How to switch between HTTP clients
In Crawlee we currently have two HTTP clients: HttpxHttpClient
, which uses the httpx
library, and CurlImpersonateHttpClient
, which uses the curl-cffi
library. You can switch between them by setting the http_client
parameter in the Crawler class. The default HTTP client is HttpxHttpClient
. Below are examples of how to set the HTTP client for the BeautifulSoupCrawler
.
- BeautifulSoupCrawler with HTTPX
- BeautifulSoupCrawler with Curl impersonate
import asyncio
from crawlee.crawlers import BeautifulSoupCrawler, BeautifulSoupCrawlingContext
from crawlee.http_clients import HttpxHttpClient
async def main() -> None:
http_client = HttpxHttpClient(
# Optional additional keyword arguments for `httpx.AsyncClient`.
timeout=10,
follow_redirects=True,
)
crawler = BeautifulSoupCrawler(
http_client=http_client,
# Limit the crawl to max requests. Remove or increase it for crawling all links.
max_requests_per_crawl=10,
)
# Define the default request handler, which will be called for every request.
@crawler.router.default_handler
async def request_handler(context: BeautifulSoupCrawlingContext) -> None:
context.log.info(f'Processing {context.request.url} ...')
# Enqueue all links from the page.
await context.enqueue_links()
# Extract data from the page.
data = {
'url': context.request.url,
'title': context.soup.title.string if context.soup.title else None,
}
# Push the extracted data to the default dataset.
await context.push_data(data)
# Run the crawler with the initial list of URLs.
await crawler.run(['https://crawlee.dev'])
if __name__ == '__main__':
asyncio.run(main())
import asyncio
from crawlee.crawlers import BeautifulSoupCrawler, BeautifulSoupCrawlingContext
from crawlee.http_clients import CurlImpersonateHttpClient
async def main() -> None:
http_client = CurlImpersonateHttpClient(
# Optional additional keyword arguments for `curl_cffi.requests.AsyncSession`.
timeout=10,
impersonate='chrome124',
)
crawler = BeautifulSoupCrawler(
http_client=http_client,
# Limit the crawl to max requests.
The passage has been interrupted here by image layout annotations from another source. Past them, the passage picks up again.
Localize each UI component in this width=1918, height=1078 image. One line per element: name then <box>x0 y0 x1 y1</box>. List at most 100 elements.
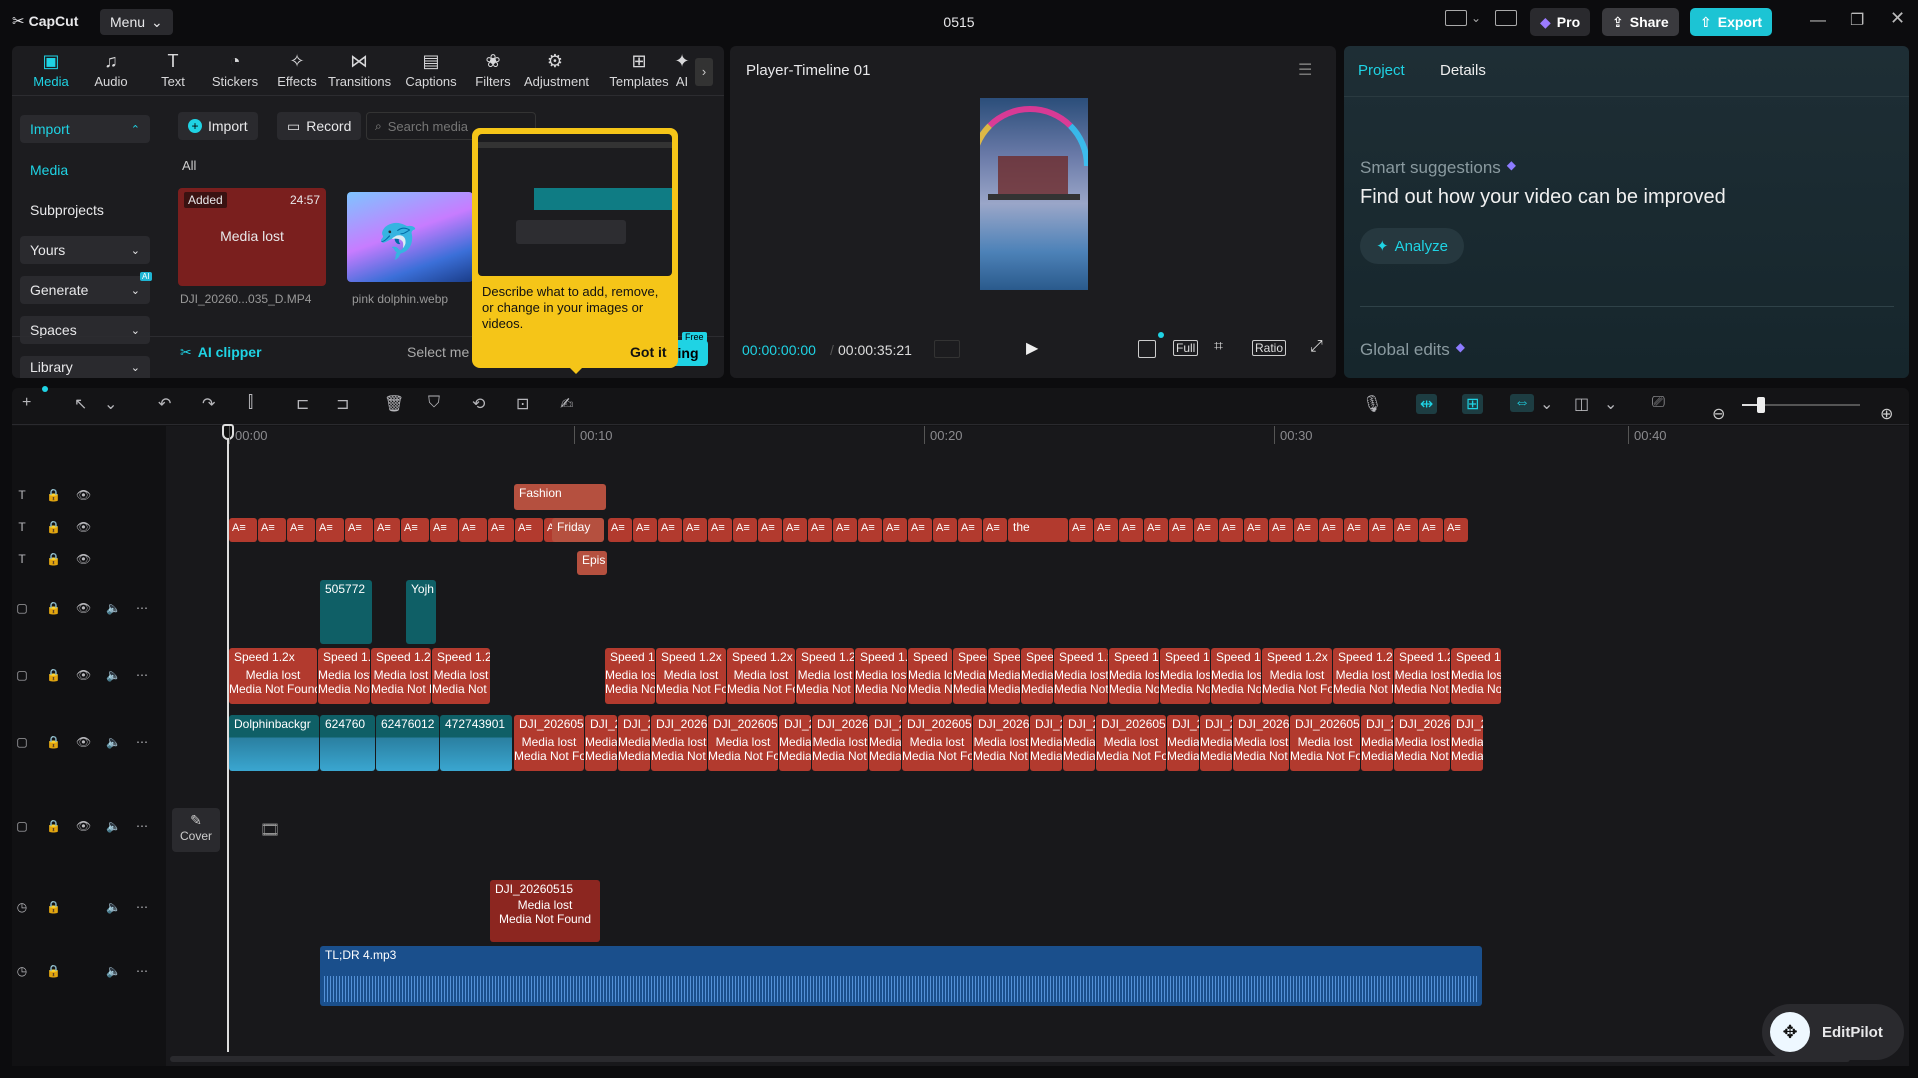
overlay-clip[interactable]: DJI_20260515 Media lost Media Not Found <box>490 880 600 942</box>
zoom-in-icon[interactable]: ⊕ <box>1880 404 1893 424</box>
got-it-button[interactable]: Got it <box>630 344 667 360</box>
dji-clip[interactable]: DJI_2026051 Media lostMedia Not Found <box>1451 715 1483 771</box>
text-clip[interactable]: A≡ <box>708 518 732 542</box>
crop-icon[interactable]: ⊡ <box>516 394 529 414</box>
tool-stickers[interactable]: ◔ Stickers <box>204 50 266 89</box>
lock-icon[interactable]: 🔒 <box>46 735 61 749</box>
zoom-slider-handle[interactable] <box>1757 397 1765 413</box>
dji-clip[interactable]: DJI_2026051 Media lostMedia Not Found <box>812 715 868 771</box>
sidebar-item-generate[interactable]: Generate ⌄ <box>20 276 150 304</box>
text-clip[interactable]: A≡ <box>933 518 957 542</box>
volume-icon[interactable]: 🔈 <box>106 964 121 978</box>
text-clip[interactable]: A≡ <box>808 518 832 542</box>
tool-audio[interactable]: ♫ Audio <box>80 50 142 89</box>
text-clip[interactable]: A≡ <box>430 518 458 542</box>
text-clip[interactable]: A≡ <box>833 518 857 542</box>
text-clip[interactable]: A≡ <box>1294 518 1318 542</box>
text-clip[interactable]: Fashion <box>514 484 606 510</box>
undo-icon[interactable]: ↶ <box>158 394 171 414</box>
tool-media[interactable]: ▣ Media <box>20 50 82 89</box>
microphone-icon[interactable]: 🎙 <box>1362 394 1382 414</box>
dji-clip[interactable]: DJI_2026051 Media lostMedia Not Found <box>902 715 972 771</box>
speed-clip[interactable]: Speed 1.2x Media lostMedia Not Found <box>605 648 655 704</box>
speed-clip[interactable]: Speed 1.2x Media lostMedia Not Found <box>1021 648 1053 704</box>
sidebar-item-subprojects[interactable]: Subprojects <box>20 196 150 224</box>
preview-icon[interactable]: ⎚ <box>1652 394 1665 412</box>
text-clip[interactable]: A≡ <box>1394 518 1418 542</box>
play-icon[interactable]: ▶ <box>1026 338 1038 358</box>
volume-icon[interactable]: 🔈 <box>106 668 121 682</box>
speed-clip[interactable]: Speed 1.2x Media lostMedia Not Found <box>1109 648 1159 704</box>
sidebar-item-yours[interactable]: Yours ⌄ <box>20 236 150 264</box>
zoom-out-icon[interactable]: ⊖ <box>1712 404 1725 424</box>
text-clip[interactable]: A≡ <box>783 518 807 542</box>
text-clip[interactable]: A≡ <box>758 518 782 542</box>
text-clip[interactable]: Epis <box>577 551 607 575</box>
text-clip[interactable]: the <box>1008 518 1068 542</box>
text-clip[interactable]: A≡ <box>1169 518 1193 542</box>
speed-clip[interactable]: Speed 1.2x Media lostMedia Not Found <box>1333 648 1393 704</box>
minimize-icon[interactable]: — <box>1810 12 1826 30</box>
sidebar-item-library[interactable]: Library ⌄ <box>20 356 150 378</box>
dji-clip[interactable]: DJI_2026051 Media lostMedia Not Found <box>585 715 617 771</box>
lock-icon[interactable]: 🔒 <box>46 552 61 566</box>
text-clip[interactable]: A≡ <box>1269 518 1293 542</box>
text-clip[interactable]: A≡ <box>1319 518 1343 542</box>
lock-icon[interactable]: 🔒 <box>46 488 61 502</box>
tool-templates[interactable]: ⊞ Templates <box>608 50 670 89</box>
sidebar-item-spaces[interactable]: Spaces ⌄ <box>20 316 150 344</box>
dji-clip[interactable]: DJI_2026051 Media lostMedia Not Found <box>514 715 584 771</box>
cover-button[interactable]: ✎ Cover <box>172 808 220 852</box>
eye-icon[interactable]: 👁 <box>76 735 91 749</box>
dji-clip[interactable]: DJI_2026051 Media lostMedia Not Found <box>1167 715 1199 771</box>
text-clip[interactable]: A≡ <box>858 518 882 542</box>
text-clip[interactable]: A≡ <box>683 518 707 542</box>
speed-clip[interactable]: Speed 1.2x Media lostMedia Not Found <box>229 648 317 704</box>
text-clip[interactable]: A≡ <box>733 518 757 542</box>
keyboard-icon[interactable] <box>1495 10 1518 26</box>
text-clip[interactable]: A≡ <box>1069 518 1093 542</box>
lock-icon[interactable]: 🔒 <box>46 964 61 978</box>
link-icon[interactable]: ⇹ <box>1416 394 1438 414</box>
draw-icon[interactable]: ✍ <box>560 394 573 414</box>
speed-clip[interactable]: Speed 1.2x Media lostMedia Not Found <box>727 648 795 704</box>
text-clip[interactable]: A≡ <box>883 518 907 542</box>
export-button[interactable]: ⇧ Export <box>1690 8 1773 36</box>
dolphin-thumbnail[interactable]: 🐬 <box>347 192 473 282</box>
text-clip[interactable]: A≡ <box>1369 518 1393 542</box>
speed-clip[interactable]: Speed 1.2x Media lostMedia Not Found <box>432 648 490 704</box>
text-clip[interactable]: A≡ <box>287 518 315 542</box>
video-clip[interactable]: 505772 <box>320 580 372 644</box>
lock-icon[interactable]: 🔒 <box>46 819 61 833</box>
chevron-down-icon[interactable]: ⌄ <box>1471 11 1481 25</box>
split-left-icon[interactable]: ⊏ <box>296 394 309 414</box>
speed-clip[interactable]: Speed 1.2x Media lostMedia Not Found <box>1262 648 1332 704</box>
video-clip[interactable]: 62476012 <box>376 715 439 771</box>
audio-track-icon[interactable]: ◷ <box>16 964 28 978</box>
text-clip[interactable]: Friday <box>552 518 604 542</box>
dji-clip[interactable]: DJI_2026051 Media lostMedia Not Found <box>1233 715 1289 771</box>
text-clip[interactable]: A≡ <box>316 518 344 542</box>
toolbar-next-arrow[interactable]: › <box>695 58 713 86</box>
text-clip[interactable]: A≡ <box>1419 518 1443 542</box>
timeline-scrollbar[interactable] <box>170 1056 1850 1062</box>
text-clip[interactable]: A≡ <box>1194 518 1218 542</box>
dji-clip[interactable]: DJI_2026051 Media lostMedia Not Found <box>1030 715 1062 771</box>
video-track-icon[interactable]: ▢ <box>16 668 28 682</box>
dji-clip[interactable]: DJI_2026051 Media lostMedia Not Found <box>1290 715 1360 771</box>
text-clip[interactable]: A≡ <box>258 518 286 542</box>
film-icon[interactable]: 🎞 <box>260 820 280 840</box>
media-item-lost[interactable]: Added 24:57 Media lost <box>178 188 326 286</box>
magnet-icon[interactable]: ⊞ <box>1462 394 1484 414</box>
dji-clip[interactable]: DJI_2026051 Media lostMedia Not Found <box>1096 715 1166 771</box>
dji-clip[interactable]: DJI_2026051 Media lostMedia Not Found <box>651 715 707 771</box>
text-clip[interactable]: A≡ <box>229 518 257 542</box>
analyze-button[interactable]: ✦ Analyze <box>1360 228 1464 264</box>
text-clip[interactable]: A≡ <box>401 518 429 542</box>
text-clip[interactable]: A≡ <box>908 518 932 542</box>
text-clip[interactable]: A≡ <box>488 518 514 542</box>
import-button[interactable]: + Import <box>178 112 258 140</box>
video-preview[interactable] <box>980 98 1088 290</box>
dji-clip[interactable]: DJI_2026051 Media lostMedia Not Found <box>1063 715 1095 771</box>
tiktok-icon[interactable] <box>1138 340 1156 358</box>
Remove or increase it for crawling all links.
max_requests_per_crawl=10,
)
# Define the default request handler, which will be called for every request.
@crawler.router.default_handler
async def request_handler(context: BeautifulSoupCrawlingContext) -> None:
context.log.info(f'Processing {context.request.url} ...')
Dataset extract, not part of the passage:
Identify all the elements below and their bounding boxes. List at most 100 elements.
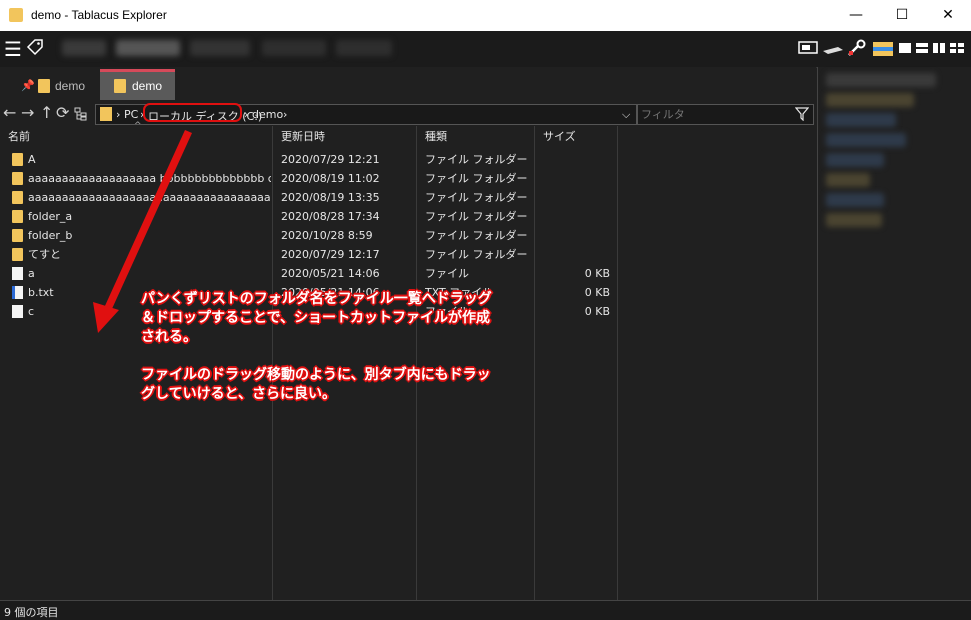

# Enqueue all links from the page.
await context.enqueue_links()
# Extract data from the page.
data = {
'url': context.request.url,
'title': context.soup.title.string if context.soup.title else None,
}
# Push the extracted data to the default dataset.
await context.push_data(data)
# Run the crawler with the initial list of URLs.
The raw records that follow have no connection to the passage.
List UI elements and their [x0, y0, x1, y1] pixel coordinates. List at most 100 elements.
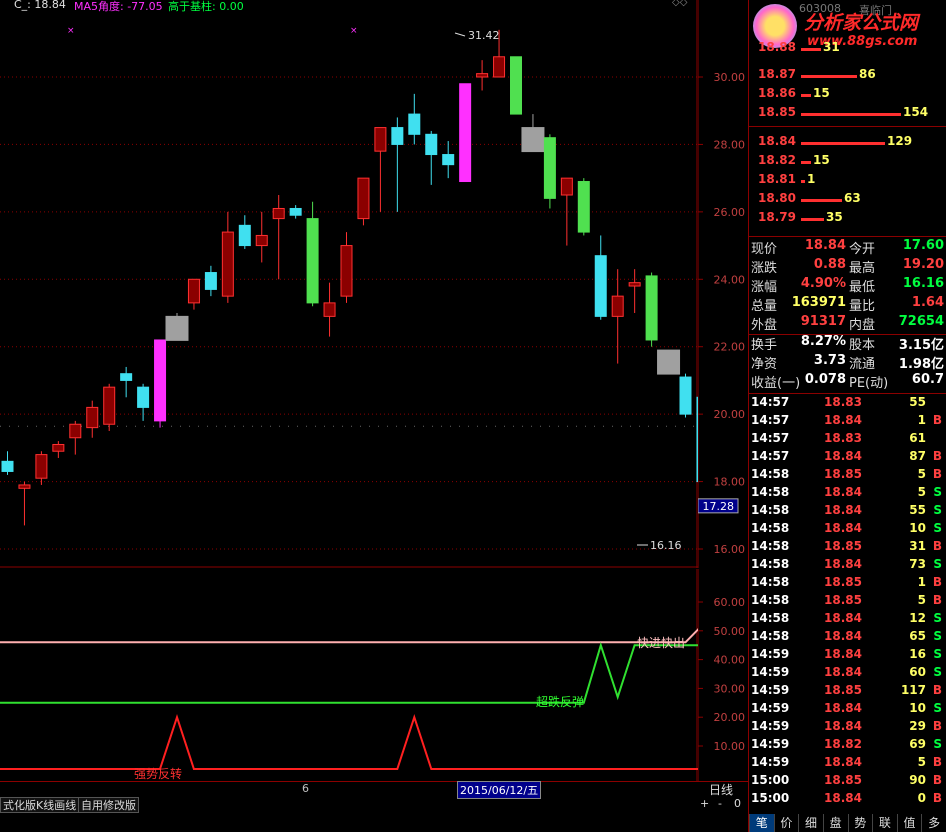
tick-side: S	[933, 557, 942, 571]
tick-row[interactable]: 15:00 18.85 90 B	[749, 773, 946, 791]
tick-row[interactable]: 14:57 18.83 55	[749, 395, 946, 413]
bottom-tab[interactable]: 联	[872, 814, 897, 832]
candle-body[interactable]	[289, 207, 302, 216]
candle-body[interactable]	[137, 386, 150, 408]
order-book-row[interactable]: 18.86 15	[749, 86, 946, 105]
zoom-in-button[interactable]: +	[700, 797, 709, 810]
candle-body[interactable]	[323, 302, 336, 317]
tick-row[interactable]: 14:59 18.84 29 B	[749, 719, 946, 737]
candle-body[interactable]	[238, 224, 251, 247]
tick-row[interactable]: 14:57 18.84 87 B	[749, 449, 946, 467]
candle-body[interactable]	[306, 218, 319, 304]
zoom-out-button[interactable]: -	[718, 797, 722, 810]
candle-body[interactable]	[35, 454, 48, 479]
tick-row[interactable]: 14:59 18.84 16 S	[749, 647, 946, 665]
quote-value: 91317	[800, 314, 846, 329]
tick-time: 14:58	[751, 485, 790, 499]
candle-body[interactable]	[272, 207, 285, 220]
candle-body[interactable]	[86, 406, 99, 429]
candlestick-chart[interactable]: × ×	[0, 0, 698, 568]
tick-row[interactable]: 14:58 18.85 31 B	[749, 539, 946, 557]
period-label[interactable]: 日线	[709, 781, 733, 798]
tick-price: 18.85	[824, 467, 862, 481]
candle-body[interactable]	[594, 255, 607, 317]
candle-body[interactable]	[577, 181, 590, 233]
tick-row[interactable]: 14:59 18.84 60 S	[749, 665, 946, 683]
bottom-tab[interactable]: 盘	[822, 814, 848, 832]
tick-row[interactable]: 14:59 18.84 5 B	[749, 755, 946, 773]
candle-body[interactable]	[476, 73, 489, 78]
candle-body[interactable]	[1, 460, 14, 472]
candle-body[interactable]	[442, 154, 455, 166]
tick-row[interactable]: 14:58 18.84 5 S	[749, 485, 946, 503]
candle-body[interactable]	[103, 386, 116, 425]
candle-body[interactable]	[340, 245, 353, 297]
candle-body[interactable]	[628, 282, 641, 287]
tab-custom-version[interactable]: 自用修改版	[78, 797, 139, 813]
candle-body[interactable]	[645, 275, 658, 341]
tick-row[interactable]: 14:58 18.84 10 S	[749, 521, 946, 539]
tick-row[interactable]: 14:57 18.84 1 B	[749, 413, 946, 431]
candle-body[interactable]	[69, 423, 82, 439]
bottom-tab[interactable]: 细	[798, 814, 823, 832]
candle-body[interactable]	[543, 137, 556, 199]
indicator-tick-label: 40.00	[714, 654, 746, 667]
order-book-row[interactable]: 18.85 154	[749, 105, 946, 124]
candle-body[interactable]	[154, 339, 167, 422]
tick-volume: 61	[909, 431, 926, 445]
candle-body[interactable]	[204, 272, 217, 290]
order-book-row[interactable]: 18.84 129	[749, 134, 946, 153]
candle-body[interactable]	[18, 484, 31, 489]
tick-row[interactable]: 14:59 18.85 117 B	[749, 683, 946, 701]
candle-body[interactable]	[493, 56, 506, 78]
tick-row[interactable]: 14:58 18.84 73 S	[749, 557, 946, 575]
candle-body[interactable]	[521, 127, 545, 153]
tick-row[interactable]: 14:57 18.83 61	[749, 431, 946, 449]
tick-row[interactable]: 14:58 18.84 55 S	[749, 503, 946, 521]
order-book-row[interactable]: 18.79 35	[749, 210, 946, 229]
candle-body[interactable]	[679, 376, 692, 415]
candle-body[interactable]	[408, 113, 421, 135]
tick-row[interactable]: 15:00 18.84 0 B	[749, 791, 946, 809]
order-book-row[interactable]: 18.82 15	[749, 153, 946, 172]
tick-row[interactable]: 14:58 18.84 65 S	[749, 629, 946, 647]
candle-body[interactable]	[657, 349, 681, 375]
bottom-tab[interactable]: 势	[847, 814, 873, 832]
candle-body[interactable]	[459, 83, 472, 183]
bottom-tab[interactable]: 值	[896, 814, 922, 832]
candle-body[interactable]	[120, 373, 133, 381]
candle-body[interactable]	[391, 127, 404, 145]
indicator-chart[interactable]	[0, 569, 698, 781]
candle-body[interactable]	[187, 278, 200, 304]
candle-body[interactable]	[611, 295, 624, 317]
bottom-tab[interactable]: 多	[921, 814, 946, 832]
candle-body[interactable]	[52, 443, 65, 452]
candle-body[interactable]	[510, 56, 522, 115]
bottom-tab[interactable]: 笔	[749, 814, 774, 832]
candle-body[interactable]	[357, 177, 370, 220]
tick-row[interactable]: 14:58 18.85 5 B	[749, 593, 946, 611]
order-book-row[interactable]: 18.87 86	[749, 67, 946, 86]
candle-body[interactable]	[374, 127, 387, 152]
order-book-row[interactable]: 18.88 31	[749, 40, 946, 52]
tick-row[interactable]: 14:59 18.84 10 S	[749, 701, 946, 719]
tick-row[interactable]: 14:58 18.85 1 B	[749, 575, 946, 593]
order-price: 18.88	[758, 40, 796, 52]
window-control-icon[interactable]: ◇◇	[672, 0, 687, 8]
candle-body[interactable]	[560, 177, 573, 196]
zoom-reset-button[interactable]: 0	[734, 797, 741, 810]
candle-body[interactable]	[255, 234, 268, 247]
candle-body[interactable]	[425, 133, 438, 156]
bottom-tab[interactable]: 价	[773, 814, 799, 832]
tick-row[interactable]: 14:58 18.84 12 S	[749, 611, 946, 629]
order-book-row[interactable]: 18.81 1	[749, 172, 946, 191]
quote-label: 外盘	[751, 318, 778, 333]
tab-kline-draw[interactable]: 式化版K线画线	[0, 797, 80, 813]
tick-row[interactable]: 14:59 18.82 69 S	[749, 737, 946, 755]
tick-volume: 16	[909, 647, 926, 661]
tick-row[interactable]: 14:58 18.85 5 B	[749, 467, 946, 485]
order-book-row[interactable]: 18.80 63	[749, 191, 946, 210]
candle-body[interactable]	[221, 231, 234, 297]
strong-reversal-label: 强势反转	[134, 767, 183, 781]
candle-body[interactable]	[165, 315, 189, 341]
await crawler.run(['https://crawlee.dev'])
if __name__ == '__main__':
asyncio.run(main())
Installation
Since HttpxHttpClient
is the default HTTP client, you don't need to install additional packages to use it. If you want to use CurlImpersonateHttpClient
, you need to install crawlee
with the curl-impersonate
extra.
pip install 'crawlee[curl-impersonate]'
or install all available extras:
pip install 'crawlee[all]'
How HTTP clients work
We provide an abstract base class, BaseHttpClient
, which defines the necessary interface for all HTTP clients. HTTP clients are responsible for sending requests and receiving responses, as well as managing cookies, headers, and proxies. They provide methods that are called from crawlers. To implement your own HTTP client, inherit from the BaseHttpClient
class and implement the required methods.